I’m often not patient enough at home to ride these feelings out and really focus on listening to my true healthy brain. It’s hard when the sugar dragon is yelling even louder at you. But on this vacation, I had no choice but to ignore it because I wasn’t ever in a situation where bingeing was really possible. It taught me so much about what I need to work on now that I am back, and what I am capable of.
Sometimes when you have binge eating disorder, you feel helpless. You feel like sugar and carbs have complete control over you. But if you really devote the time and energy to resetting your body and brain, practicing mindfulness, and working hard towards your goals, you will eventually “see the light”. This vacation was a huge “see the light” moment for me. I am sure I would have not had the same success had I not worked so hard for the many months before to reset my body with the Whole30, and I am so thankful that I did. Sugar addiction is so so real, but once you finally kick it to the curb and your body learns to feed off of foods like fat and protein as it’s preferred energy sources, you really feel what it is like to experience true hunger and fullness without the constant carb cravings and uncomfortable blood sugar spikes.
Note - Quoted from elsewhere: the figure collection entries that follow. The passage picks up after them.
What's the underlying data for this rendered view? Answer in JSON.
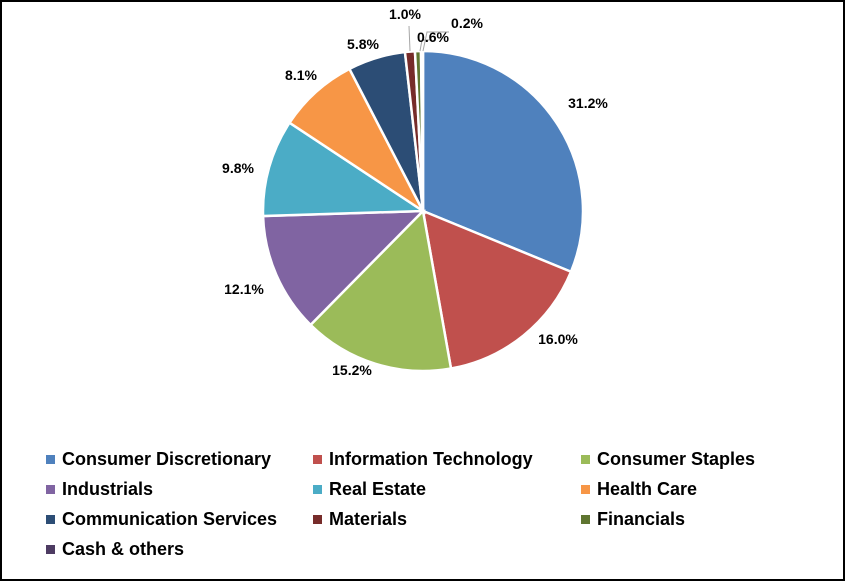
{
  "chart_data": {
    "type": "pie",
    "series": [
      {
        "label": "Consumer Discretionary",
        "value": 31.2,
        "display": "31.2%",
        "color": "#4f81bd"
      },
      {
        "label": "Information Technology",
        "value": 16.0,
        "display": "16.0%",
        "color": "#c0504d"
      },
      {
        "label": "Consumer Staples",
        "value": 15.2,
        "display": "15.2%",
        "color": "#9bbb59"
      },
      {
        "label": "Industrials",
        "value": 12.1,
        "display": "12.1%",
        "color": "#8064a2"
      },
      {
        "label": "Real Estate",
        "value": 9.8,
        "display": "9.8%",
        "color": "#4bacc6"
      },
      {
        "label": "Health Care",
        "value": 8.1,
        "display": "8.1%",
        "color": "#f79646"
      },
      {
        "label": "Communication Services",
        "value": 5.8,
        "display": "5.8%",
        "color": "#2c4d75"
      },
      {
        "label": "Materials",
        "value": 1.0,
        "display": "1.0%",
        "color": "#772c2a"
      },
      {
        "label": "Financials",
        "value": 0.6,
        "display": "0.6%",
        "color": "#5f7530"
      },
      {
        "label": "Cash & others",
        "value": 0.2,
        "display": "0.2%",
        "color": "#4d3b62"
      }
    ],
    "legend_position": "bottom",
    "start_angle": "12 o'clock, clockwise"
  }
}
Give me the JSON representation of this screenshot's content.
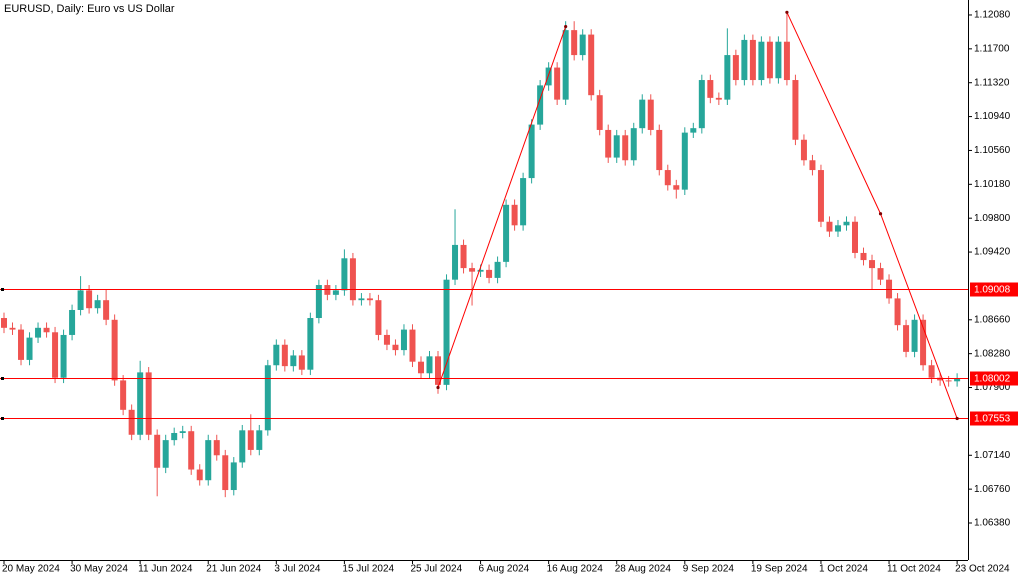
{
  "chart_data": {
    "type": "candlestick",
    "title": "EURUSD, Daily:  Euro vs US Dollar",
    "bull_color": "#26a69a",
    "bear_color": "#ef5350",
    "level_color": "#ff0000",
    "categories": [
      "20 May 2024",
      null,
      null,
      null,
      null,
      null,
      null,
      null,
      "30 May 2024",
      null,
      null,
      null,
      null,
      null,
      null,
      null,
      "11 Jun 2024",
      null,
      null,
      null,
      null,
      null,
      null,
      null,
      "21 Jun 2024",
      null,
      null,
      null,
      null,
      null,
      null,
      null,
      "3 Jul 2024",
      null,
      null,
      null,
      null,
      null,
      null,
      null,
      "15 Jul 2024",
      null,
      null,
      null,
      null,
      null,
      null,
      null,
      "25 Jul 2024",
      null,
      null,
      null,
      null,
      null,
      null,
      null,
      "6 Aug 2024",
      null,
      null,
      null,
      null,
      null,
      null,
      null,
      "16 Aug 2024",
      null,
      null,
      null,
      null,
      null,
      null,
      null,
      "28 Aug 2024",
      null,
      null,
      null,
      null,
      null,
      null,
      null,
      "9 Sep 2024",
      null,
      null,
      null,
      null,
      null,
      null,
      null,
      "19 Sep 2024",
      null,
      null,
      null,
      null,
      null,
      null,
      null,
      "1 Oct 2024",
      null,
      null,
      null,
      null,
      null,
      null,
      null,
      "11 Oct 2024",
      null,
      null,
      null,
      null,
      null,
      null,
      null,
      "23 Oct 2024"
    ],
    "open": [
      1.0868,
      1.0857,
      1.0855,
      1.0821,
      1.0846,
      1.0857,
      1.0852,
      1.0801,
      1.0849,
      1.0877,
      1.0899,
      1.0879,
      1.0888,
      1.0866,
      1.0798,
      1.0765,
      1.0737,
      1.0807,
      1.0737,
      1.07,
      1.0731,
      1.0739,
      1.0741,
      1.0698,
      1.0686,
      1.0731,
      1.0714,
      1.0675,
      1.0706,
      1.0742,
      1.072,
      1.0742,
      1.0815,
      1.0838,
      1.0814,
      1.0826,
      1.081,
      1.0868,
      1.0905,
      1.0894,
      1.0899,
      1.0935,
      1.0888,
      1.089,
      1.0888,
      1.0849,
      1.0838,
      1.0832,
      1.0855,
      1.0819,
      1.0806,
      1.0825,
      1.0793,
      1.0911,
      1.095,
      1.0924,
      1.092,
      1.0922,
      1.0913,
      1.0931,
      1.0995,
      1.0972,
      1.1025,
      1.1085,
      1.1129,
      1.1149,
      1.1113,
      1.1191,
      1.1163,
      1.1186,
      1.1118,
      1.1079,
      1.1048,
      1.1073,
      1.1045,
      1.1081,
      1.1113,
      1.1079,
      1.1034,
      1.1017,
      1.1012,
      1.1076,
      1.1081,
      1.1135,
      1.1115,
      1.1113,
      1.1163,
      1.1135,
      1.118,
      1.1135,
      1.1178,
      1.1137,
      1.1178,
      1.1135,
      1.1068,
      1.1045,
      1.1034,
      1.0976,
      1.0965,
      1.0972,
      1.0976,
      1.0941,
      1.0933,
      1.0924,
      1.0911,
      1.089,
      1.086,
      1.083,
      1.0866,
      1.0815,
      1.0801,
      1.0798,
      1.0797
    ],
    "high": [
      1.0874,
      1.0863,
      1.0861,
      1.0852,
      1.0863,
      1.0863,
      1.0858,
      1.0855,
      1.0883,
      1.0915,
      1.0905,
      1.0894,
      1.09,
      1.0872,
      1.0804,
      1.0771,
      1.082,
      1.0813,
      1.0743,
      1.0737,
      1.0745,
      1.0747,
      1.0747,
      1.0704,
      1.0737,
      1.0737,
      1.072,
      1.0712,
      1.0748,
      1.076,
      1.0748,
      1.0821,
      1.0844,
      1.0844,
      1.0832,
      1.0832,
      1.0874,
      1.0911,
      1.0911,
      1.0905,
      1.0945,
      1.0941,
      1.0896,
      1.0896,
      1.0894,
      1.0855,
      1.0844,
      1.0861,
      1.0861,
      1.0825,
      1.0831,
      1.0831,
      1.0917,
      1.099,
      1.0956,
      1.093,
      1.0928,
      1.0928,
      1.0937,
      1.1001,
      1.1001,
      1.1031,
      1.1091,
      1.1135,
      1.1155,
      1.1155,
      1.1201,
      1.1201,
      1.1192,
      1.1192,
      1.1124,
      1.1085,
      1.1079,
      1.1079,
      1.1087,
      1.1119,
      1.1119,
      1.1085,
      1.104,
      1.1023,
      1.1082,
      1.1087,
      1.1141,
      1.1141,
      1.1121,
      1.1193,
      1.1169,
      1.1186,
      1.1186,
      1.1184,
      1.1184,
      1.1184,
      1.1211,
      1.1141,
      1.1074,
      1.1051,
      1.104,
      1.0982,
      1.0978,
      1.0982,
      1.0982,
      1.0947,
      1.0939,
      1.093,
      1.0917,
      1.0896,
      1.0866,
      1.0872,
      1.0872,
      1.0821,
      1.0807,
      1.0803,
      1.0806
    ],
    "low": [
      1.0851,
      1.0849,
      1.0815,
      1.0815,
      1.084,
      1.0846,
      1.0795,
      1.0795,
      1.0843,
      1.0871,
      1.0873,
      1.0873,
      1.086,
      1.0792,
      1.0759,
      1.0731,
      1.0731,
      1.0731,
      1.0668,
      1.0694,
      1.0725,
      1.0733,
      1.0692,
      1.068,
      1.068,
      1.0708,
      1.0667,
      1.0669,
      1.07,
      1.0714,
      1.0714,
      1.0736,
      1.0809,
      1.0808,
      1.0808,
      1.0804,
      1.0804,
      1.0862,
      1.0888,
      1.0888,
      1.0893,
      1.0882,
      1.0882,
      1.0882,
      1.0843,
      1.0832,
      1.0826,
      1.0826,
      1.0813,
      1.08,
      1.08,
      1.0783,
      1.0787,
      1.0905,
      1.0918,
      1.0882,
      1.0914,
      1.0907,
      1.0907,
      1.0925,
      1.0966,
      1.0966,
      1.1019,
      1.1079,
      1.1123,
      1.1107,
      1.1107,
      1.1157,
      1.1157,
      1.1112,
      1.1073,
      1.1042,
      1.1042,
      1.1039,
      1.1039,
      1.1075,
      1.1073,
      1.1028,
      1.1011,
      1.1002,
      1.1006,
      1.107,
      1.1075,
      1.1109,
      1.1107,
      1.1107,
      1.1129,
      1.1129,
      1.1129,
      1.1129,
      1.1131,
      1.1131,
      1.1129,
      1.1062,
      1.1039,
      1.1028,
      1.097,
      1.0959,
      1.0959,
      1.0966,
      1.0935,
      1.0927,
      1.09,
      1.0905,
      1.0884,
      1.0854,
      1.0824,
      1.0824,
      1.0809,
      1.0795,
      1.0792,
      1.0791,
      1.0791
    ],
    "close": [
      1.0857,
      1.0855,
      1.0821,
      1.0846,
      1.0857,
      1.0852,
      1.0801,
      1.0849,
      1.0877,
      1.0899,
      1.0879,
      1.0888,
      1.0866,
      1.0798,
      1.0765,
      1.0737,
      1.0807,
      1.0737,
      1.07,
      1.0731,
      1.0739,
      1.0741,
      1.0698,
      1.0686,
      1.0731,
      1.0714,
      1.0675,
      1.0706,
      1.0742,
      1.072,
      1.0742,
      1.0815,
      1.0838,
      1.0814,
      1.0826,
      1.081,
      1.0868,
      1.0905,
      1.0894,
      1.0899,
      1.0935,
      1.0888,
      1.089,
      1.0888,
      1.0849,
      1.0838,
      1.0832,
      1.0855,
      1.0819,
      1.0806,
      1.0825,
      1.0793,
      1.0911,
      1.095,
      1.0924,
      1.092,
      1.0922,
      1.0913,
      1.0931,
      1.0995,
      1.0972,
      1.1025,
      1.1085,
      1.1129,
      1.1149,
      1.1113,
      1.1191,
      1.1163,
      1.1186,
      1.1118,
      1.1079,
      1.1048,
      1.1073,
      1.1045,
      1.1081,
      1.1113,
      1.1079,
      1.1034,
      1.1017,
      1.1012,
      1.1076,
      1.1081,
      1.1135,
      1.1115,
      1.1113,
      1.1163,
      1.1135,
      1.118,
      1.1135,
      1.1178,
      1.1137,
      1.1178,
      1.1135,
      1.1068,
      1.1045,
      1.1034,
      1.0976,
      1.0965,
      1.0972,
      1.0976,
      1.0941,
      1.0933,
      1.0924,
      1.0911,
      1.089,
      1.086,
      1.083,
      1.0866,
      1.0815,
      1.0801,
      1.0798,
      1.0797,
      1.08002
    ],
    "ylim": [
      1.05965,
      1.12248
    ],
    "yticks": [
      {
        "value": 1.1208,
        "label": "1.12080"
      },
      {
        "value": 1.117,
        "label": "1.11700"
      },
      {
        "value": 1.1132,
        "label": "1.11320"
      },
      {
        "value": 1.1094,
        "label": "1.10940"
      },
      {
        "value": 1.1056,
        "label": "1.10560"
      },
      {
        "value": 1.1018,
        "label": "1.10180"
      },
      {
        "value": 1.098,
        "label": "1.09800"
      },
      {
        "value": 1.0942,
        "label": "1.09420"
      },
      {
        "value": 1.0866,
        "label": "1.08660"
      },
      {
        "value": 1.0828,
        "label": "1.08280"
      },
      {
        "value": 1.079,
        "label": "1.07900"
      },
      {
        "value": 1.0714,
        "label": "1.07140"
      },
      {
        "value": 1.0676,
        "label": "1.06760"
      },
      {
        "value": 1.0638,
        "label": "1.06380"
      }
    ],
    "levels": [
      {
        "value": 1.09008,
        "label": "1.09008"
      },
      {
        "value": 1.08002,
        "label": "1.08002"
      },
      {
        "value": 1.07553,
        "label": "1.07553"
      }
    ],
    "trendlines": [
      {
        "x": [
          51,
          66
        ],
        "y": [
          1.079,
          1.1195
        ]
      },
      {
        "x": [
          92,
          103,
          112
        ],
        "y": [
          1.1211,
          1.0985,
          1.07553
        ]
      }
    ]
  }
}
I used to think that Food Freedom was just something I would never achieve, but after this vacation, I realize that I am much closer to it than I thought I would ever be. But now the REALLY hard part starts. Whole30 is easy at this point. Sticking to a strict plan is the safe easy route for me. But exploring other foods and learning how to manage my food freedom is much more complicated.
I decided to do a Keto Whole30 reset when I got back because after returning home, I was already starting to make some decisions that were very NOT worth it. I did a great job on vacation, but it doesn’t mean I’m all the sudden going to make perfect decisions from here on out. I need some rules again for a little while and then I will once again practice my food freedom for a time once I’m done. It’s a slow back and forth with my recovery. That is what works for me. I’ve also been wanting to try Keto for a long time, and although I have been eating semi Keto for a while, I have never been super strict, so I am excited to try it with all the Whole30 rules in place to help me stay on track.
So for the next few weeks I’ll be living low carb. VERY low carb. And I know my body responds very well to this type of eating so I’m excited to see where it takes me. I’ll keep you posted on what happens and I’ll be doing a full post ALL ABOUT KETO very soon.
Glad to be back to regularly scheduled posts again… look for another one in just a few days!